Since beginning to follow ed blogs about four years ago, I have become aware of one of the few consistent methods of attack employed against public school education and public school staff. It consists of creating a lot of heat and light around hypotheticals decoupled from reality.
I claim no originality in this, but I think of it as the “How Many Teachers Can Dance On The Head Of A Pin?” line of attack, the correct answer being “62! Of Course!” Others venture a few more or less, or for the more imaginative or philosophical-minded that if teachers are considered spiritual rather than corporeal beings, then (of course!) an infinite number. And so on, ad nauseum…
The very idea that debate has to be so constrained appeals greatly to the charterites/privatizers because it decouples the discussion from reality. In their eyes it is irrelevant if high stakes standardized testing strongly incentivizes all sorts of immoral and destructive behavior—the abstract notion is so beautiful and perfect in itself that it must be applied over and over again until it finally works, and any bumps along the way (e.g., the profoundly immoral cheating scandal of Atlanta Public Schools under B. Hall) are minor inconveniences that must be endured regardless of the damage inflicted on children, adults, public education and the entire nation.

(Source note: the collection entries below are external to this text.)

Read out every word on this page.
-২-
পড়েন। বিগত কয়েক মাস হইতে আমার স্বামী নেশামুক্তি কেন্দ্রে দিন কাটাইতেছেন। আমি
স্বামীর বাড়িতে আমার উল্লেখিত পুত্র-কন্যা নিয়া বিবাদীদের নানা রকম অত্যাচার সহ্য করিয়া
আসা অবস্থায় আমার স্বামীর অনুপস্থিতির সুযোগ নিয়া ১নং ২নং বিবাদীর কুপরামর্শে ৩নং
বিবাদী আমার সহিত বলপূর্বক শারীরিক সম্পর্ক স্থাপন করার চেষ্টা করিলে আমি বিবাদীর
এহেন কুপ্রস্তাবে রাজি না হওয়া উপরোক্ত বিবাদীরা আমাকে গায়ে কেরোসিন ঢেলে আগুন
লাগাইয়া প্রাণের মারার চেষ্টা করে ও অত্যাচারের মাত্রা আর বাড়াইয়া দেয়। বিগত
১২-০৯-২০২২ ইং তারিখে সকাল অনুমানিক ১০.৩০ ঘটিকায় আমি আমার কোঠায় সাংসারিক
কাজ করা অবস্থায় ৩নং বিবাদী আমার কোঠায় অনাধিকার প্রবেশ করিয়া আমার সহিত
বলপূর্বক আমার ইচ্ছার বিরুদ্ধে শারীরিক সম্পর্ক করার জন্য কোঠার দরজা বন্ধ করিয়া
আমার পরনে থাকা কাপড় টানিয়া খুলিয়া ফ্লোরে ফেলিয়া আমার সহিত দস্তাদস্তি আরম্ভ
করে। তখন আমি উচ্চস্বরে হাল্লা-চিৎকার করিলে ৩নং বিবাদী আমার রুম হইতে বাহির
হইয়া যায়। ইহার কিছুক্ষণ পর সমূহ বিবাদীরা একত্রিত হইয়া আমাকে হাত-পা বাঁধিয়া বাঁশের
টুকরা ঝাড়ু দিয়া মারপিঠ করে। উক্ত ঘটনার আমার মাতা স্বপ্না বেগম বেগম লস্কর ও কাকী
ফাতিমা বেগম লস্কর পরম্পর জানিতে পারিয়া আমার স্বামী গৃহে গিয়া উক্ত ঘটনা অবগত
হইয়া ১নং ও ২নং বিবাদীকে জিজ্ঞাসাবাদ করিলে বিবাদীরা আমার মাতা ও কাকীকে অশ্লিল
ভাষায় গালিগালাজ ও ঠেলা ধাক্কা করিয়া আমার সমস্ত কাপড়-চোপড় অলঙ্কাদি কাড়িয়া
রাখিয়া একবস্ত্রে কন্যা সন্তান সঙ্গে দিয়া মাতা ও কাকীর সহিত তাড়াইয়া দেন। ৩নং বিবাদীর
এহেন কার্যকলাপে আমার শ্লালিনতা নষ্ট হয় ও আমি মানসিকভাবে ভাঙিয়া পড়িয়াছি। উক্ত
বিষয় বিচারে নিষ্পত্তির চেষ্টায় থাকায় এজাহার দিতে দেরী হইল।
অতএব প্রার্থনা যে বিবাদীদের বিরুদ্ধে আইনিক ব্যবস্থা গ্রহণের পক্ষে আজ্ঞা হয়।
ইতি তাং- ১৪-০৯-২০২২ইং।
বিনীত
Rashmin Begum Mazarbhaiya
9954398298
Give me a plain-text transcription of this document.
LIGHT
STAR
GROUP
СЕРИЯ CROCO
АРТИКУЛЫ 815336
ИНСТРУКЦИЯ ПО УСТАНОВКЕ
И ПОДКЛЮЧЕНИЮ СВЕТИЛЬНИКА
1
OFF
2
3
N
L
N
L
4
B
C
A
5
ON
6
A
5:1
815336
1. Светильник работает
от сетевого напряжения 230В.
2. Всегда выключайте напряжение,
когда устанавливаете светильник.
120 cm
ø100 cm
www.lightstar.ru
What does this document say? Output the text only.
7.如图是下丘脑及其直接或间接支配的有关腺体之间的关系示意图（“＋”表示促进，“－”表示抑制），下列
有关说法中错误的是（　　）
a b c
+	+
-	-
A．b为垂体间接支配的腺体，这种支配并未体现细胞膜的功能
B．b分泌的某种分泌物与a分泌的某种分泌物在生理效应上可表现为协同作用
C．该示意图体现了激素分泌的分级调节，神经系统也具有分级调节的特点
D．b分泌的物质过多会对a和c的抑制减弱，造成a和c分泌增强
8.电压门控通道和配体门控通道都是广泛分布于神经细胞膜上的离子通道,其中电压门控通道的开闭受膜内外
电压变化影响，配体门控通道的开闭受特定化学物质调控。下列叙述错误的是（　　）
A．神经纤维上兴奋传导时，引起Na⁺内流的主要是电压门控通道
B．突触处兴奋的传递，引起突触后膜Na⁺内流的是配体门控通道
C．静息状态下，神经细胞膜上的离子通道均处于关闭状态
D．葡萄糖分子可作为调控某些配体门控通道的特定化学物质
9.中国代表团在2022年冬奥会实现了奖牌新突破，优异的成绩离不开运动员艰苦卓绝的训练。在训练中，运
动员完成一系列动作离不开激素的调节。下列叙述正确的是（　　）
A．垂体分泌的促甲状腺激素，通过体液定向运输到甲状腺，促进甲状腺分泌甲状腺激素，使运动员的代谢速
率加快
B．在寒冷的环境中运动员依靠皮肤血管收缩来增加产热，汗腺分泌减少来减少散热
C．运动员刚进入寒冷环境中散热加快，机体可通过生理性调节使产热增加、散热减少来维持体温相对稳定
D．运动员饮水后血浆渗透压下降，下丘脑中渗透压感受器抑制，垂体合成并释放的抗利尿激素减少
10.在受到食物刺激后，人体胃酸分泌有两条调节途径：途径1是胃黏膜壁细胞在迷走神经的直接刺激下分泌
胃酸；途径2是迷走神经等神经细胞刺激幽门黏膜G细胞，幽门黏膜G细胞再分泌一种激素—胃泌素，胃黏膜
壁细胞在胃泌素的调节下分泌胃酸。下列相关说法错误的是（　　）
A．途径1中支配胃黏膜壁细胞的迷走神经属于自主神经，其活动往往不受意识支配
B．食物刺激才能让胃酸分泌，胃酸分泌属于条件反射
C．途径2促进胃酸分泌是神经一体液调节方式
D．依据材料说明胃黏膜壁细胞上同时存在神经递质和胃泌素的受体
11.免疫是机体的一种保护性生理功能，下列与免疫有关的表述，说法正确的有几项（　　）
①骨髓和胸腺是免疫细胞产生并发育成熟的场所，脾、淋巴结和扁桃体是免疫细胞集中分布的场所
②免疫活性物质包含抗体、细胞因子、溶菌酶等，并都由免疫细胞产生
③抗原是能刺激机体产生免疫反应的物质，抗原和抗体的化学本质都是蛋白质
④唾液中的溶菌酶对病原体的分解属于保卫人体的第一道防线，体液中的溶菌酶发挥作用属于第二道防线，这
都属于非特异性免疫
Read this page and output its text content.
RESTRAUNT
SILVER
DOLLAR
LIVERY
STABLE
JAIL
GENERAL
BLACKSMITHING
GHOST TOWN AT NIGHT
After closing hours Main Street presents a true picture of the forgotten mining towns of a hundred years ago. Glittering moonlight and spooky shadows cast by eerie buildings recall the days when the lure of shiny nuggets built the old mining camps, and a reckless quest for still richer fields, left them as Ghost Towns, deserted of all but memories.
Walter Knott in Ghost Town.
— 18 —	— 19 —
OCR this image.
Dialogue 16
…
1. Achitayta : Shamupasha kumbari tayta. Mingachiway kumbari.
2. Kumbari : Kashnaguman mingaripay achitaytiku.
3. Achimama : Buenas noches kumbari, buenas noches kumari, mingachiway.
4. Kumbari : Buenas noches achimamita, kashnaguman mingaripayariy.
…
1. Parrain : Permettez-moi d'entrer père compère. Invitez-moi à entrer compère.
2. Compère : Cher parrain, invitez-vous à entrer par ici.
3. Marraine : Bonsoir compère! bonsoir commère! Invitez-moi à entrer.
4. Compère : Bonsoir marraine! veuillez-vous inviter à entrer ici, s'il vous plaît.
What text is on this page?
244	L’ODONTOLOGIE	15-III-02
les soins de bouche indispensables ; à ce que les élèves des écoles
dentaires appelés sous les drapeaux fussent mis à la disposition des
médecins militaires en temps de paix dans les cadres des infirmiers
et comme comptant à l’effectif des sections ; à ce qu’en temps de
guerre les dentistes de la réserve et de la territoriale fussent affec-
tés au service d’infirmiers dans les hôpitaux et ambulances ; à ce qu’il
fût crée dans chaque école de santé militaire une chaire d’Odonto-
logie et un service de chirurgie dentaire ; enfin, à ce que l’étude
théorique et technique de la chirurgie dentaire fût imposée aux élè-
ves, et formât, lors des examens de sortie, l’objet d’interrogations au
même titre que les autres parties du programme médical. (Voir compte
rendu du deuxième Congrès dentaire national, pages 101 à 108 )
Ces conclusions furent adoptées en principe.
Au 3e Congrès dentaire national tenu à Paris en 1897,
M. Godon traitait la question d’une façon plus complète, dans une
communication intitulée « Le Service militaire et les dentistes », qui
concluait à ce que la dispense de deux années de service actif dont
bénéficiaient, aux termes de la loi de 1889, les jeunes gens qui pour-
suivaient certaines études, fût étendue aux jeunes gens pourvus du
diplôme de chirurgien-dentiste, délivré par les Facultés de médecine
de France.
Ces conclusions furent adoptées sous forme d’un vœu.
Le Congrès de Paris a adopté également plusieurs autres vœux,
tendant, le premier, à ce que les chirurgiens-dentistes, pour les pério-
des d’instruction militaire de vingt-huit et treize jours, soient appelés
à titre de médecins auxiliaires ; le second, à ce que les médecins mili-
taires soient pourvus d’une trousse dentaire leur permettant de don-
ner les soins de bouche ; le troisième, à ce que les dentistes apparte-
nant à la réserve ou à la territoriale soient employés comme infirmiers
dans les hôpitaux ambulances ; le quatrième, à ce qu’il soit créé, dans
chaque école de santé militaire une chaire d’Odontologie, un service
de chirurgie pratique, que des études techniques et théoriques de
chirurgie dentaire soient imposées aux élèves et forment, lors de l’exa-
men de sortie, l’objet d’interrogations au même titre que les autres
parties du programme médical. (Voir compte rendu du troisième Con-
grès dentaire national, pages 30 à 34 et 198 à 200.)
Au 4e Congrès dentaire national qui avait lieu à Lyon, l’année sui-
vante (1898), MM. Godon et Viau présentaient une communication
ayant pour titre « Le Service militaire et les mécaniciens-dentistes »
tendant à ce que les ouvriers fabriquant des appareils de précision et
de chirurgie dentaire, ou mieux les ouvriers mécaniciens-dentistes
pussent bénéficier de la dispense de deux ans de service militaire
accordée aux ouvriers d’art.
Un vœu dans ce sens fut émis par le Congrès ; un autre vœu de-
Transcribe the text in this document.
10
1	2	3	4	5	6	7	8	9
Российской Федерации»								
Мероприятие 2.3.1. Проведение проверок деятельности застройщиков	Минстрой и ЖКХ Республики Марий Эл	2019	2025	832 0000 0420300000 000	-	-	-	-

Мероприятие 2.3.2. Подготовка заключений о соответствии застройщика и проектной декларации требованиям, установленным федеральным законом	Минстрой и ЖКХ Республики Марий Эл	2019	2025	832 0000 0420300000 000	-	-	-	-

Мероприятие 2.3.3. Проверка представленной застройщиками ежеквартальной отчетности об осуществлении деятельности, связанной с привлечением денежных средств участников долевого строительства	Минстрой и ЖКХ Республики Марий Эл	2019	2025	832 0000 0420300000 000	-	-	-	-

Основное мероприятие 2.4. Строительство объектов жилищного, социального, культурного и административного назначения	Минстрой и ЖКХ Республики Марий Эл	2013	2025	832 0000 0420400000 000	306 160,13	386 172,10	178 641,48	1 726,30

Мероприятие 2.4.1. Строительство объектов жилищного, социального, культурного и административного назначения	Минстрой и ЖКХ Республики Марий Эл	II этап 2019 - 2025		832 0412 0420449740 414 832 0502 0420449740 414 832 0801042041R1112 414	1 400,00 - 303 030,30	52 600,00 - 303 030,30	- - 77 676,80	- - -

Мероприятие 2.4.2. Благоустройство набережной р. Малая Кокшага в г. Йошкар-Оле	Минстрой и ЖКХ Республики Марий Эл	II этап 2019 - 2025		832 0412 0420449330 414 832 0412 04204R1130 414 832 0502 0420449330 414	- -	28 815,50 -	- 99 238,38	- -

And not surprisingly, the leading charterites/privatizers treat with sneering contempt any suggestion that those pushing eduproducts are powerfully influenced by such old fashioned temptations like celebrity, power and wealth. No, those potentially destructive and self-destructive motivations are exclusively found among those lazy LIFO certificated teachers and their unions and professional associations, public school support staff, and competent administrators who (supposedly) only care about the well-being of adults, especially when their well-being is (according to the edubullies) at the expense of students, parents, and communities.
Given the sneer-and-smear tactics of the edubullies, pretty much every topic is open for discussion on a website like this that attempts “to discuss better education for all” in a free-wheeling and open-ended discussion that allows everyone to make her/his case.
So for the edubullies: you can dish it out, but you can’t take it? If you don’t like the heat, don’t go into the kitchen.
🙂
NO, it’s not 62, it’s 666.
You’re right about the hypotheticals. TE loves hypotheticals.